Spidy has asked for the wisdom of the Perl Monks concerning the following question:

Greetings Fellow Monks,

Recently, I have been tasked with the creation of a system that relies on Perl/CGI and MySQL. It involves the creation of 4 entities within the database, all within different tables, with different attributes. Each of these 4 entries is 'commentable'; that is, users can write short, blogcomment-like comments in response to them. All of the entity comments follow the same template(comment author, content, title, etc...), but the entity attributes do not. I would like to write a script that will output the comments for each entity using exactly the same template. I know that this is possible, because the only variance in regards to commenting is the name of the MySQL table that the comment data is stored in. Does anyone know how I would accomplish this?



Thanks,
Spidy


Edit: I'd like something where I can provide a link like this:

And the system would be capable of growing, if I later needed to add another entity type.

Replies are listed 'Best First'.
Re: Pseudo-Polymorphism
by chromatic (Archbishop) on Sep 09, 2006 at 05:41 UTC

    If the comments all have the same structure, why store them in different tables? Create a comments table and link that to each of the other four tables somehow. (I suspect you need a linking table to make the one-to-many relationship work, but that's pretty standard.)

    Then all you need to do is use a templating system that allows you to use fragments or components and define a comment component and reuse that in your other templates.

      That's pretty much the idea I had, but I was a bit confused about the linking table thing.
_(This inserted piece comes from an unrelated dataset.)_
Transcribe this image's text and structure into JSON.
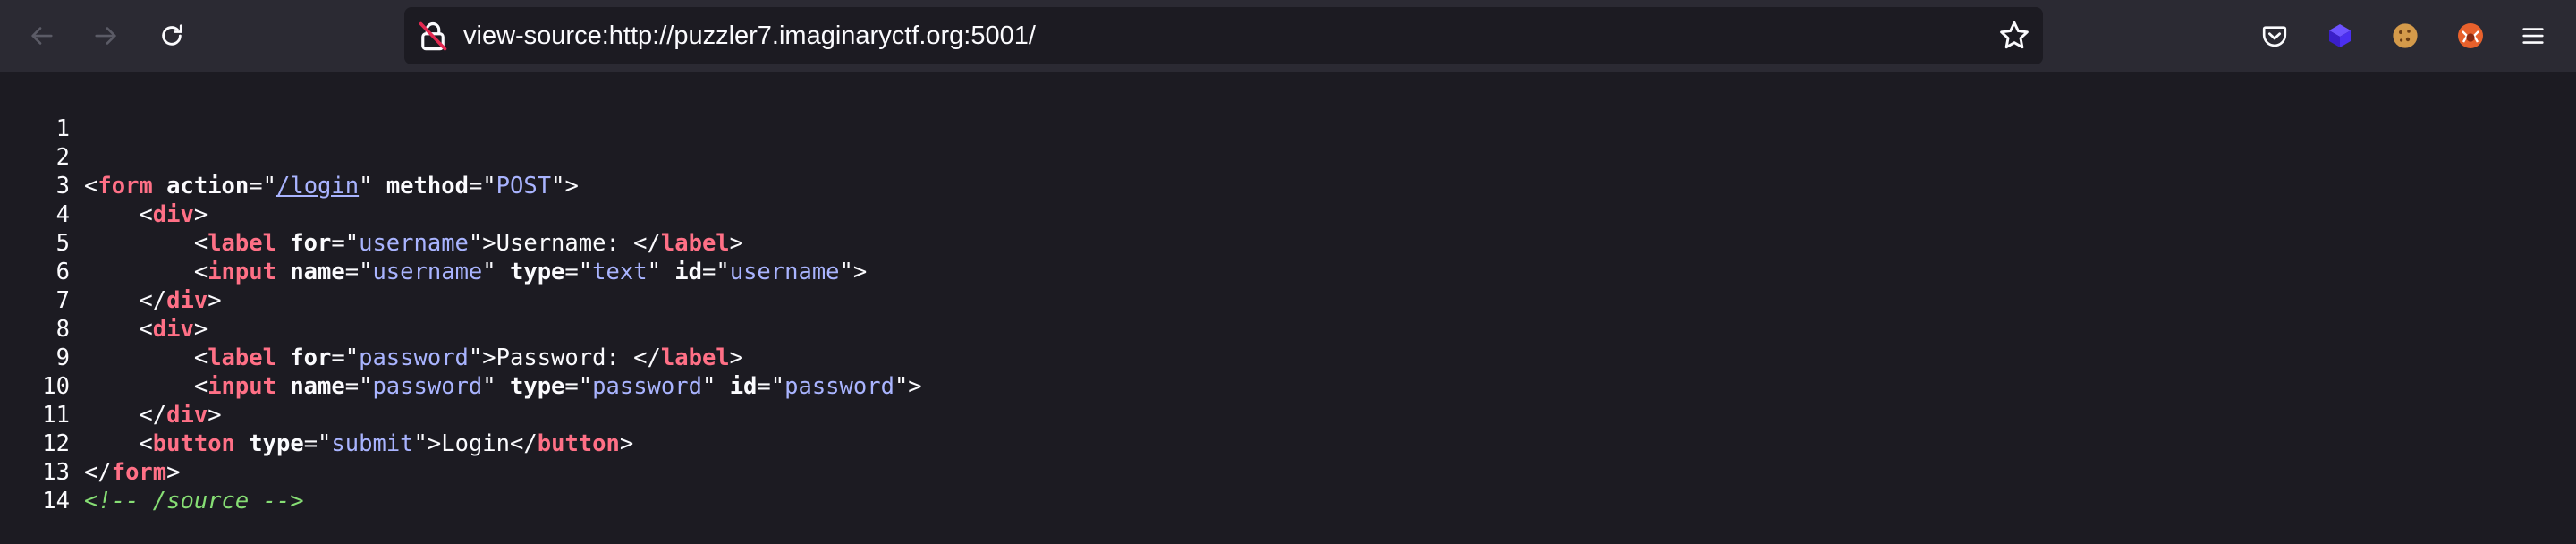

What do you mean by that, and how would I do it?
        Don't you just need a field called "parent_type" (or whatever) in the "Comments" table? You'd then be able to query all the comments, all the comments associated with one of the four tables, and (in conjuction with "parent_id") all the comments associated with a specific item in one of the four tables.

        In SQL, I would generally handle that something like this:

        CREATE TABLE entity_ones ( id INTEGER, -- whatever goes in this table ); CREATE TABLE entity_twos ( id INTEGER, -- whatever goes in this table ); CREATE TABLE comments ( id INTEGER, author VARCHAR(128), content TEXT, -- etc ); CREATE TABLE entity_one_comments ( entity_one_id INTEGER NOT NULL REFERENCES entity_ones(id), comment_id INTEGER NOT NULL REFERENCES comments(id), PRIMARY KEY ( entity_one_id, comment_id ) ); CREATE TABLE entity_two_comments ( entity_two_id INTEGER NOT NULL REFERENCES entity_twos(id), comment_id INTEGER NOT NULL REFERENCES comments(id), PRIMARY KEY ( entity_two_id, comment_id ) );

        We're not surrounded, we're in a target-rich environment!